Dubai che fine ad una settimana fa appariva come il paradiso (tax-free) per imprenditori e influencer ora è una città sorvegliata e bersagliata dai droni, dalla quale chi può scappa e chi decide di restare lo fa chiudendosi in casa per scrupolo. Sono lontane le immagini dei centri commerciali gremiti nei quali non era strano incontrare l’emiro Mohammed bin Rashid Al Maktum che stringeva mani e si faceva fotografare con i bambini.
Gli influencer che si sentivano “più sicuri a Dubai” che in patria adesso sono in silenzio: qualcuno ha scelto di “scomparire” momentaneamente dai social e si limita a postare post e stories riguardo il proprio lavoro. Anche perchè è di questi giorni la notizia dell’arresto di un cittadino britannico accusato di violazione delle leggi locali contro “la cyber-criminalità” accusato per aver filmato la caduta di missili lanciati dall’Iran nei giorni scorsi su Dubai in risposta agli attacchi di Usa e Israele.

La scorsa settimana Valentina Baldini, art advisor e moglie di Andrea Pirlo che negli Emirati Arabi allena l’Fc United di Dubai raccontava al Corriere della Sera che la sua giornata “scorre normalmente mentre in Italia qualcuno immagina scenari catastrofici che qui, semplicemente, non esistono nella forma in cui vengono raccontati”. venendo di fatto smentita dall’ evolversi della situazione.

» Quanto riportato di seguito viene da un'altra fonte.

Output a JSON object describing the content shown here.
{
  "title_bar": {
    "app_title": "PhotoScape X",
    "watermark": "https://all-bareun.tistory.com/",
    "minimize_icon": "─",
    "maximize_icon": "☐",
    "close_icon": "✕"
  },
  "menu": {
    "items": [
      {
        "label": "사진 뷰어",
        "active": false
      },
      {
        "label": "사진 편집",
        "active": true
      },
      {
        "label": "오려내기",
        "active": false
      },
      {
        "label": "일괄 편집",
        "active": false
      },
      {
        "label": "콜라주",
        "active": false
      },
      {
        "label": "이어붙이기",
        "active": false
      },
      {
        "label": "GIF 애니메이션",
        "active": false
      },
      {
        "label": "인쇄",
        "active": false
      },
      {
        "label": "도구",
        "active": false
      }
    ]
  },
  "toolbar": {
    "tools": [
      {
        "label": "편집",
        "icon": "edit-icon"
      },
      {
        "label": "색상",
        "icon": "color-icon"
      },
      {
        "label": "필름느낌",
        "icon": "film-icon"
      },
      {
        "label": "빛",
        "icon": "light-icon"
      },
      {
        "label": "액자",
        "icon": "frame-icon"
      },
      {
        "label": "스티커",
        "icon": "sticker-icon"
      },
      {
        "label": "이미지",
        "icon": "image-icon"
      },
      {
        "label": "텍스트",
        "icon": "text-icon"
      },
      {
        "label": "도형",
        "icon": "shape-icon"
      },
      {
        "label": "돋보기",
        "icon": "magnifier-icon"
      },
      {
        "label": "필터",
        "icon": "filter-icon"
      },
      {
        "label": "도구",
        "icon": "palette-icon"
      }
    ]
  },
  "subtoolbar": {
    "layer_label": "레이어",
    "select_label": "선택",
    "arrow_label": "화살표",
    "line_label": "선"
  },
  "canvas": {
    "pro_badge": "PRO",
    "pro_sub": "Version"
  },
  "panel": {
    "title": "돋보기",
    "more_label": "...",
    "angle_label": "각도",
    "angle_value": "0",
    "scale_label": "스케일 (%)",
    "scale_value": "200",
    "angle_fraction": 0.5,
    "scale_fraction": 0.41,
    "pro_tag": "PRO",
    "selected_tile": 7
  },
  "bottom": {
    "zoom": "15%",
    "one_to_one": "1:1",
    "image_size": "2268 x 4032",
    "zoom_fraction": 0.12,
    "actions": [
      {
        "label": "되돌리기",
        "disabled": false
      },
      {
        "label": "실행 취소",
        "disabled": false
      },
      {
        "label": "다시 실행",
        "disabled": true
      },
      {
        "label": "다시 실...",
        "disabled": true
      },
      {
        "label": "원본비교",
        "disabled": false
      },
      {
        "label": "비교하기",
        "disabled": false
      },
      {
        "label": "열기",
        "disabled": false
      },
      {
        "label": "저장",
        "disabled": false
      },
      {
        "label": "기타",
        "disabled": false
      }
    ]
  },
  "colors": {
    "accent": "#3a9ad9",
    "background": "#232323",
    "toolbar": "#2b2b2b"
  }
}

Secondo Radha Stirling, amministratrice delegata di Detained in Dubai, una società che offre sostegno legale e avvocati a stranieri presi di mira dalla giustizia emiratina, sono almeno 20, stando ai dati in loro possesso, le persone di varia nazionalità incriminate dalle polizia di Dubai negli ultimi giorni per ragioni analoghe. Negli Emirati, come in altri Stati del Golfo (e come anche in Israele), vige il filtro di una censura militare sulle immagini che si possono o non possono registrare e pubblicare per documentare attacchi ed entità dei danni di guerra subiti.
Così gli influencer tacciono: qualcuno, come Asia Perre, documenta notti agitate con caccia in volo e qualche caduta di droni. “Ma gli obiettivi – rassicura – documentando le varie offerte di assistenza psicologica per chi dovesse avere ansia , non sono i civili, ma quasi sempre obiettivi strategici“. Le banche occidentali intanto hanno evacuato i dipendenti in seguito alle minacce della Repubblica islamica, secondo cui sarebbero i prossimi obiettivi dei loro attentati.